The Bribery Act 2010 (UK) was passed by the UK Parliament on 8 April 2010 and is expected to progressively come into force from May. Because of its extraterritorial operation, it may have serious ramifications for Australian corporations which conduct some business activities in the UK. The offence of failing to prevent bribery applies to conduct of corporations outside the UK if the corporation (or partnership) carries on a business or part of its business within the UK even if that part of the business has no connection with the circumstances under which the bribery may have occurred.

The main offences under the Bribery Act are:

  • Direct or indirect offers of financial or other advantage intended to secure improper performance by any person of private or public functions and activities.
  • Requests for, or the improper acceptance of, financial or other advantage to secure improper performance by any person of private or public functions or activities (Ss1-5).
  • The bribery of a foreign official (which includes officials of a public international organisation). This offence is not dependent on improper performance. Instead, the key elements of the offence are: an intention to influence a foreign official in his official capacity; an intention to obtain/retain business, or to secure an advantage in the conduct of business; and the relevant act or omission is not permitted by local written law (or the rules of a public international organisation) S.6.

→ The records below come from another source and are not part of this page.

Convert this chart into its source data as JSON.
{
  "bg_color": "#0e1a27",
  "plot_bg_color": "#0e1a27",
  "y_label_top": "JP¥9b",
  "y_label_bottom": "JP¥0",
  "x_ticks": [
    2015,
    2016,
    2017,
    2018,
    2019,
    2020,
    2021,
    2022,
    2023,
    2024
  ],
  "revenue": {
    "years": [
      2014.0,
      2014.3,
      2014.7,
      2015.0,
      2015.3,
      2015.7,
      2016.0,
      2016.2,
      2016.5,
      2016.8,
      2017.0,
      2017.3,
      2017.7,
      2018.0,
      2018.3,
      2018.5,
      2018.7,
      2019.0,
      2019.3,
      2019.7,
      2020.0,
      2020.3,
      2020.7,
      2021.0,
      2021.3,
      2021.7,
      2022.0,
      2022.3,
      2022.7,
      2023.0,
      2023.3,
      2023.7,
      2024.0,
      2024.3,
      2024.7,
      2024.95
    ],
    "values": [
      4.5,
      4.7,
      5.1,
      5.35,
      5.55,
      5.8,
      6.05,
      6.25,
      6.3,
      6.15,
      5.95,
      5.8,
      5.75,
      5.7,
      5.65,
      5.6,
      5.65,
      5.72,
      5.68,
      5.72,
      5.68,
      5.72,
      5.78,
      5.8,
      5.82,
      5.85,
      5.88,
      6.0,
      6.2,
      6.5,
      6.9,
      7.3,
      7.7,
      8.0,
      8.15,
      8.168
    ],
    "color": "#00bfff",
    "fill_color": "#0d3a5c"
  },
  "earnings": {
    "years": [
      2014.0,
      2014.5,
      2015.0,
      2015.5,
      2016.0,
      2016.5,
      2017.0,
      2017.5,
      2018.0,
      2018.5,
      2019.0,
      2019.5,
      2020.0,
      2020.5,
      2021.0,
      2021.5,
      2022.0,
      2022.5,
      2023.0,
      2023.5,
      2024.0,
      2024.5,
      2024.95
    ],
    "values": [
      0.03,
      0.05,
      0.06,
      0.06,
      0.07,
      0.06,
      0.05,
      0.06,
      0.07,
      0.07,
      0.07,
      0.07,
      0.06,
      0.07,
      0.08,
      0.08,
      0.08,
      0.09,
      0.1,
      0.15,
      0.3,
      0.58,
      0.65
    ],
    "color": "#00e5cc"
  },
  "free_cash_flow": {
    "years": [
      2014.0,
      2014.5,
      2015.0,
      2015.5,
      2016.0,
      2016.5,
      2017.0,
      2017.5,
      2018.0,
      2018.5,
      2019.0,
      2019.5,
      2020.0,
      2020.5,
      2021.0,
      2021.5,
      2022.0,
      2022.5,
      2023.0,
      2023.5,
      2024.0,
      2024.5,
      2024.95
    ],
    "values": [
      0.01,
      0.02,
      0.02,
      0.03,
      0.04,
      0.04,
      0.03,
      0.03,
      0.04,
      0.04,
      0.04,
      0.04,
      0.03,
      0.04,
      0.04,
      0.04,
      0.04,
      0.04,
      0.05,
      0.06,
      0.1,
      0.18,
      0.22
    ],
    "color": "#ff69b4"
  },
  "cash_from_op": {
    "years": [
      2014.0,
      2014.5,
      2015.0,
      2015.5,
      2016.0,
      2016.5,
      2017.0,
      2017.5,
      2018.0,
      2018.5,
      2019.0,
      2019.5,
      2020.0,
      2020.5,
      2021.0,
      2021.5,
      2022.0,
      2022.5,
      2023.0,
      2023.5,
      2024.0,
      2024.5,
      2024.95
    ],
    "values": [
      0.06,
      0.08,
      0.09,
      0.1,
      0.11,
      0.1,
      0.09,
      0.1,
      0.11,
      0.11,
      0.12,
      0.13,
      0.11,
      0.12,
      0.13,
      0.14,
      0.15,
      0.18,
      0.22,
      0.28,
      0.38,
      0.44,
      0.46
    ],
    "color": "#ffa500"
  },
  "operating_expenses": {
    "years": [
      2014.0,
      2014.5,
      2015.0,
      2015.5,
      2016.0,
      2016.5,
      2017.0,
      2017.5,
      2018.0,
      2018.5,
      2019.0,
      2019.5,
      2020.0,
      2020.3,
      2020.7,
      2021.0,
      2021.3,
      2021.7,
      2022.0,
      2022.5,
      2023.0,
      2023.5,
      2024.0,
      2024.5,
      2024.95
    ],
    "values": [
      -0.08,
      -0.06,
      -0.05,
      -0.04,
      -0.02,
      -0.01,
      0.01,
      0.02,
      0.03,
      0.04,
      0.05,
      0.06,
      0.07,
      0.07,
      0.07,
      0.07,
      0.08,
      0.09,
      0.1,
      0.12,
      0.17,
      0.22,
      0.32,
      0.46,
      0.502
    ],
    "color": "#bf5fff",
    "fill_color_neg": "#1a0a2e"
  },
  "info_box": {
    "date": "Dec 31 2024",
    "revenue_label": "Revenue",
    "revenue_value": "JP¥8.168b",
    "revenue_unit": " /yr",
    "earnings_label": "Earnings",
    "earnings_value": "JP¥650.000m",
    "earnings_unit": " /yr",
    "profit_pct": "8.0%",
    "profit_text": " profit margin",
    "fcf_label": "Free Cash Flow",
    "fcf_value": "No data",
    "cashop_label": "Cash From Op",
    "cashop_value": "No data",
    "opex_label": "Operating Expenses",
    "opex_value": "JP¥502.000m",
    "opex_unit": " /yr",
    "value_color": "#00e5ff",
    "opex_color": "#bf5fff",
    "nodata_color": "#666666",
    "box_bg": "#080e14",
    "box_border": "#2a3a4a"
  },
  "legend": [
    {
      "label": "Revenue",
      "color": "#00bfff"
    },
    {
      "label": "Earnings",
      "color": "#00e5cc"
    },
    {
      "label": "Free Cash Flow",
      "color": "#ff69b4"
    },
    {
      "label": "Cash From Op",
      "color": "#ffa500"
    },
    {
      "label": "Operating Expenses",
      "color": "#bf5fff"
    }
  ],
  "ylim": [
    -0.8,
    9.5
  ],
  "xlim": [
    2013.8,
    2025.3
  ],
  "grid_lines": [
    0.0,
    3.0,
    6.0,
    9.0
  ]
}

    A commercial organisation's failure to prevent Bribery by an associated person providing it with services is made a strict liability offence subject to a defence that adequate procedures were put in place to prevent that conduct (Ss.7-8). It is not necessary that an associated person should have been prosecuted (S.7 (3)). The meaning of services falls to be determined by reference to all the relevant circumstances (s8 (4)), but an employee will be presumed to be providing services for an employer. (s.8 (5)) Guidelines are to be published about procedures that should be put in place to ensure prevention (S.9) but there remains considerable uncertainty about what would constitute an adequate procedures defence, especially in cases involving conduct of an agent, distributor, sub-contractor or joint venturer. Officers of a company may commit an individual offence in respect of corporate offences (S.14).

It is vital that a corporation which conducts business in the UK ensures that it subscribes to and enforces anti-bribery policies that are sufficient to satisfy the "adequate procedures" requirements of the Act. In practice, this will require those corporations to show that they have carried out appropriate due diligence such as regular auditing and monitoring of agents, distributors, joint venturers, subcontractors and franchisees. Clients should therefore consider:

  • the adequacy of their codes of conduct and compliance programs
  • their anti-corruption supervisory and reporting lines - do they have an internal anti-corruption committee with reporting responsibilities aboard
  • their communication and training
  • their due diligence - selection and appointment of third parties
  • their due diligence - mergers and acquisitions
  • their whistle blowing systems
  • their remuneration structures
  • the implementation of their policies on gifts and corporate hospitality (not limited to foreign public officials)
  • their disciplinary procedures
  • their investigation protocols.

The content of this article is intended to provide a general guide to the subject matter. Specialist advice should be sought about your specific circumstances.